# Killi's



## Scholz (Apr 21, 2010)

So the killi's started spawning....

I boiled some peat the other day and placed it in a jar and into the tank. The male brightened up right away and started to chase the women around. He wasn't smart enough to figure the jar out... so I had to go through two different jar mods to get one that works. 

Clear plastic = no good The male would just try and swim throught the plastic and not find his way in. I even put the lid on with a hole in it and tilted the jar on it's side.... He could get in and out but as soon as he got a female to follow him he forgot where the enterance was and tried to swim through the clear plastic again.

The answer was just a slightly transparent plastic. 

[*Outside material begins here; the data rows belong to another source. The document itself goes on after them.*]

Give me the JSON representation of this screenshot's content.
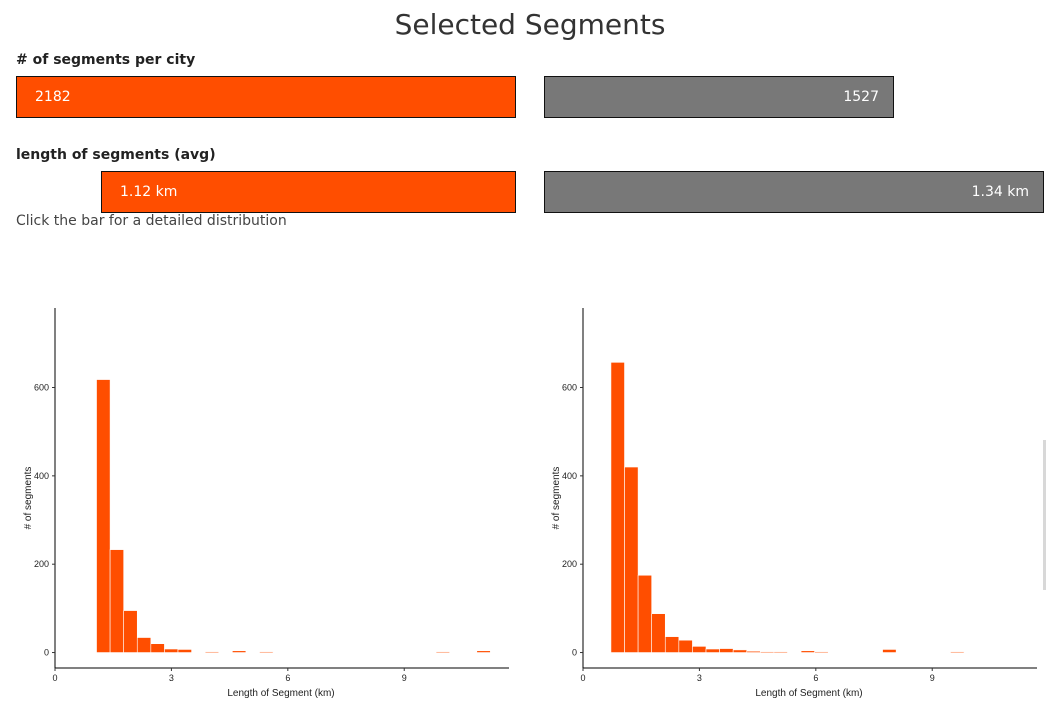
{
  "title": "Selected Segments",
  "sections": {
    "count": {
      "label": "# of segments per city",
      "bar_left": {
        "value": "2182",
        "fill_fraction": 1.0
      },
      "bar_right": {
        "value": "1527",
        "fill_fraction": 0.7
      }
    },
    "length": {
      "label": "length of segments (avg)",
      "bar_left": {
        "value": "1.12 km",
        "fill_fraction": 0.83
      },
      "bar_right": {
        "value": "1.34 km",
        "fill_fraction": 1.0
      }
    }
  },
  "hint": "Click the bar for a detailed distribution",
  "colors": {
    "accent": "#ff4e00",
    "neutral": "#787878"
  },
  "chart_data": [
    {
      "type": "bar",
      "xlabel": "Length of Segment (km)",
      "ylabel": "# of segments",
      "xticks": [
        0,
        3,
        6,
        9
      ],
      "yticks": [
        0,
        200,
        400,
        600
      ],
      "xlim": [
        0,
        11.7
      ],
      "ylim": [
        -35,
        780
      ],
      "bin_width": 0.35,
      "bins": [
        {
          "x": 1.07,
          "y": 618
        },
        {
          "x": 1.42,
          "y": 233
        },
        {
          "x": 1.77,
          "y": 95
        },
        {
          "x": 2.12,
          "y": 34
        },
        {
          "x": 2.47,
          "y": 20
        },
        {
          "x": 2.82,
          "y": 8
        },
        {
          "x": 3.17,
          "y": 7
        },
        {
          "x": 3.87,
          "y": 2
        },
        {
          "x": 4.57,
          "y": 4
        },
        {
          "x": 5.27,
          "y": 2
        },
        {
          "x": 9.82,
          "y": 2
        },
        {
          "x": 10.87,
          "y": 4
        }
      ]
    },
    {
      "type": "bar",
      "xlabel": "Length of Segment (km)",
      "ylabel": "# of segments",
      "xticks": [
        0,
        3,
        6,
        9
      ],
      "yticks": [
        0,
        200,
        400,
        600
      ],
      "xlim": [
        0,
        11.7
      ],
      "ylim": [
        -35,
        780
      ],
      "bin_width": 0.35,
      "bins": [
        {
          "x": 0.72,
          "y": 657
        },
        {
          "x": 1.07,
          "y": 420
        },
        {
          "x": 1.42,
          "y": 175
        },
        {
          "x": 1.77,
          "y": 88
        },
        {
          "x": 2.12,
          "y": 36
        },
        {
          "x": 2.47,
          "y": 28
        },
        {
          "x": 2.82,
          "y": 14
        },
        {
          "x": 3.17,
          "y": 8
        },
        {
          "x": 3.52,
          "y": 9
        },
        {
          "x": 3.87,
          "y": 6
        },
        {
          "x": 4.22,
          "y": 3
        },
        {
          "x": 4.57,
          "y": 2
        },
        {
          "x": 4.92,
          "y": 2
        },
        {
          "x": 5.62,
          "y": 4
        },
        {
          "x": 5.97,
          "y": 2
        },
        {
          "x": 7.72,
          "y": 7
        },
        {
          "x": 9.47,
          "y": 2
        }
      ]
    }
  ]
}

Going to wait two weeks and then harvest some eggs...


----------



## O.C.D Fishies (Apr 21, 2010)

Way to go your boy finaly figured it out. Didnèt take him to long. Just had to give them some privacy.


----------



## Scholz (Apr 21, 2010)

No I changed it.... and as soon as I did he got it on with three different girls!


----------



## user_error (Aug 15, 2010)

hey, so do you just collect the eggs and wait for them to hatch, or what?


----------



## Scholz (Apr 21, 2010)

Well All the Killi's I have are annuals. So the eggs need to be incubated OUT of water. In two weeks I'll take the Jar with the peat out. Pour it into a next and run some tap water with the same temperature through the peat. Then I'll squeeze every last drop of water from the peat. Place It in a bag Labeled with the type and collectiog date and expected hatch date. Ussually 3 months... can be more though....


----------